Database of ruin

Published December 24, 2019
The writer is a development and technology policy consultant.
The writer is a development and technology policy consultant.

IN The Anarchy, William Dalrymple describes how one of the world’s greatest empires fell prey to a cruel and greedy corporation. The idea that ‘the British’ conquered India obscures the fact that it was a private for-profit company, dangerously unregulated and highly militarised, that seized the subcontinent. Dalrymple believes “no contemporary corporation could get away with duplicating the violence and sheer military might of the East India Company”.

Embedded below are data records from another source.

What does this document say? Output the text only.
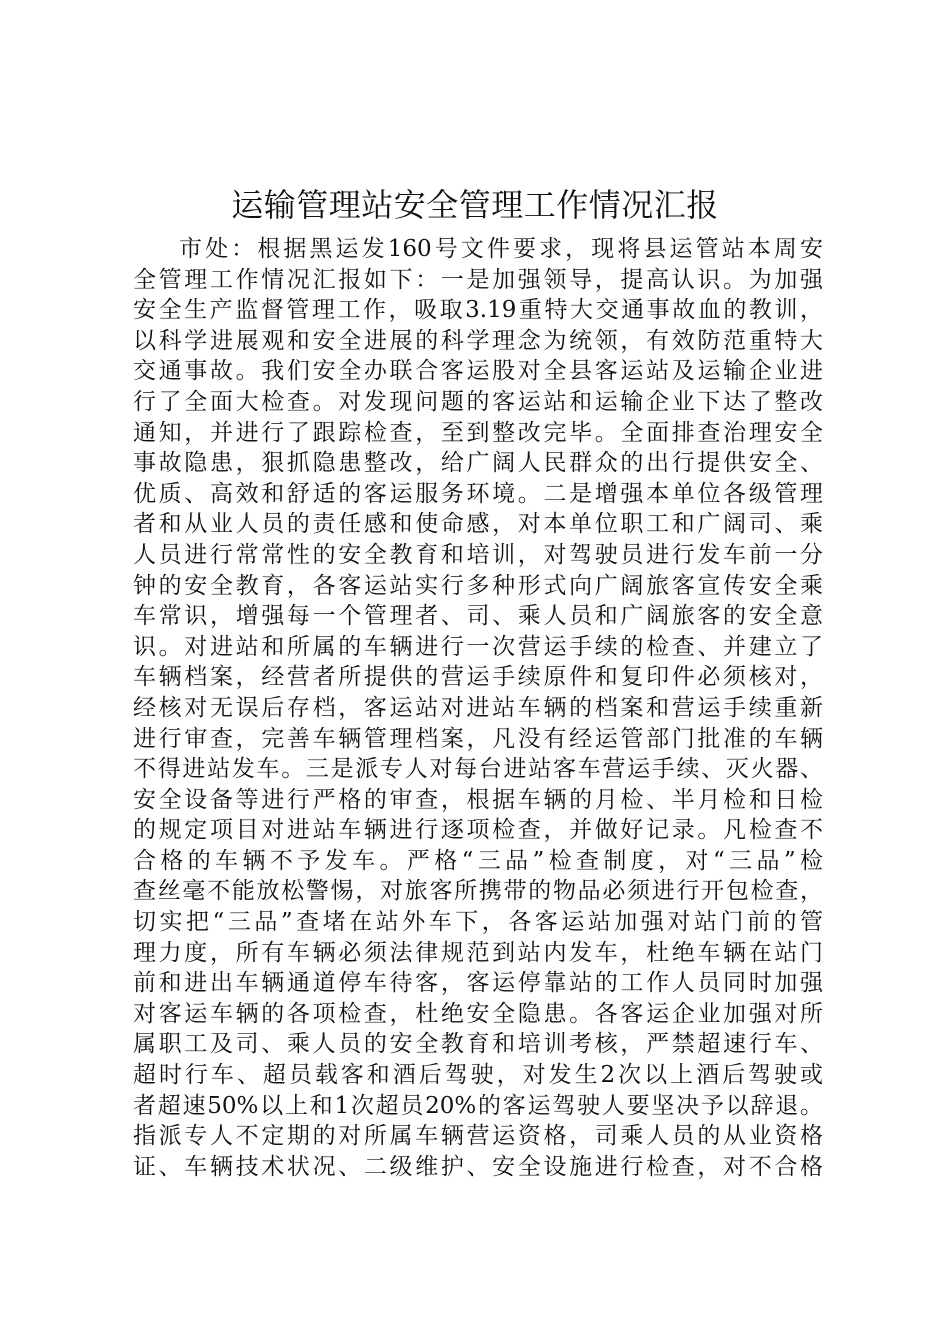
运输管理站安全管理工作情况汇报
市处：根据黑运发160号文件要求，现将县运管站本周安
全管理工作情况汇报如下：一是加强领导，提高认识。为加强
安全生产监督管理工作，吸取3.19重特大交通事故血的教训，
以科学进展观和安全进展的科学理念为统领，有效防范重特大
交通事故。我们安全办联合客运股对全县客运站及运输企业进
行了全面大检查。对发现问题的客运站和运输企业下达了整改
通知，并进行了跟踪检查，至到整改完毕。全面排查治理安全
事故隐患，狠抓隐患整改，给广阔人民群众的出行提供安全、
优质、高效和舒适的客运服务环境。二是增强本单位各级管理
者和从业人员的责任感和使命感，对本单位职工和广阔司、乘
人员进行常常性的安全教育和培训，对驾驶员进行发车前一分
钟的安全教育，各客运站实行多种形式向广阔旅客宣传安全乘
车常识，增强每一个管理者、司、乘人员和广阔旅客的安全意
识。对进站和所属的车辆进行一次营运手续的检查、并建立了
车辆档案，经营者所提供的营运手续原件和复印件必须核对，
经核对无误后存档，客运站对进站车辆的档案和营运手续重新
进行审查，完善车辆管理档案，凡没有经运管部门批准的车辆
不得进站发车。三是派专人对每台进站客车营运手续、灭火器、
安全设备等进行严格的审查，根据车辆的月检、半月检和日检
的规定项目对进站车辆进行逐项检查，并做好记录。凡检查不
合格的车辆不予发车。严格“三品”检查制度，对“三品”检
查丝毫不能放松警惕，对旅客所携带的物品必须进行开包检查，
切实把“三品”查堵在站外车下，各客运站加强对站门前的管
理力度，所有车辆必须法律规范到站内发车，杜绝车辆在站门
前和进出车辆通道停车待客，客运停靠站的工作人员同时加强
对客运车辆的各项检查，杜绝安全隐患。各客运企业加强对所
属职工及司、乘人员的安全教育和培训考核，严禁超速行车、
超时行车、超员载客和酒后驾驶，对发生2次以上酒后驾驶或
者超速50%以上和1次超员20%的客运驾驶人要坚决予以辞退。
指派专人不定期的对所属车辆营运资格，司乘人员的从业资格
证、车辆技术状况、二级维护、安全设施进行检查，对不合格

Dalrymple’s point that “neither Facebook nor Shell possesses regiments of infantry” is undeniable, but technology corporations now possess a different kind of power: the ability to control narratives, manipulate information, influence and alter people’s thoughts and behaviours. Fuelled by the rise of digital technologies, corporations have become more powerful and dangerous than ever before. These platforms enable ever more efficient and scalable physical and psychological violence. This is the new military-digital complex.

Some typical examples: a corporation uses millions of its users’ photos without their consent to develop facial recognition technology to sell to police departments and state agencies; the world’s largest search engine agrees to censor its search results to appease an authoritarian regime; a political consultancy uses a large technology platform to illegally mine data and manipulate elections; a social media company sends cryptic warnings to journalists and activists for posting content that may offend an ‘authorised entity’.

Big Tech’s monopoly allows for more censorship and surveillance.

The internet has a geography; the origin, location and ownership of infrastructure, data, servers and information matter. Who owns and controls infrastructure and computing power; who controls information and sets the agenda for what may or may not be discussed; who is allowed to access and participate in digital spaces — these questions are essential to any democracy.

Equitable access to free and safe online spaces is a basic requirement for a functioning democracy but is under attack the world over. The concentration of digital space in the hands of a few large corporations allows for more effective censorship, surveillance and psychological operations.

In Pakistan, increased digital literacy and access to smartphones and the internet has coincided with increasing surveillance of online spaces. Social media platforms are heavily monitored, the Pakistan Telecommunications Authority arbitrarily blocks access to websites and contents, and laws such as the infamous Prevention of Electronic Crimes Act, 2016, allow for unprecedented surveillance and censorship.

It is only getting worse. Coda revealed that Pakistan has acquired the services of a Canadian company to build a nationwide “web monitoring system ... to monitor communications, measure and record traffic, and call data”. More recently, Freedom House revealed Pakistan’s abysmal ranking in internet freedom has only worsened, and Facebook revealed Pakistan to be a global leader in censorship requests.

In a previous op-ed, I wrote on the systematic militarisation of social media in Pakistan through bot and human-run accounts, which are employed to run coordinated surveillance, disinformation and trolling campaigns. Women are often the worst targeted, with blackmail, verbal abuse, rape threats and leaking of personal photos and videos being the preferred weapons.

Anyone who interacts with digital technology generates large amounts of data. This includes not just what one purposefully uploads or posts, but also data such as browsing history, location and anything a digital virtual assistant might pick up on. There is currently no foolproof way for a user to access all of their personal data or even to know what data exists on them — although some countries’ data protection laws theoretically allow for it — because there is no way of comprehensively knowing which companies or authorities have mined, saved and/or sold your data.

This is what Paul Ohm at Georgetown University calls the “database of ruin” — technology companies have collected massive data on their users (with or without their consent), paving the way for a future “littered with lives ruined by the exploitation of data assembled for profit”. Every tweet, every comment, every private message, every photo or video ever shared on any online platform can potentially be accessed and used against you.

Surveillance and the threat of retaliation greatly reduce the quality of online debate and public engagement. Corporations rarely, if ever, prioritise user rights over profits. As Dalrymple states, Facebook indeed does not possess regiments of infantry. But the monopoly power of a few technology platforms — the Big Tech — and their complicity in the seizing and weaponising of online spaces, may be more dangerous than anything that came before.

The writer is a development and technology policy consultant.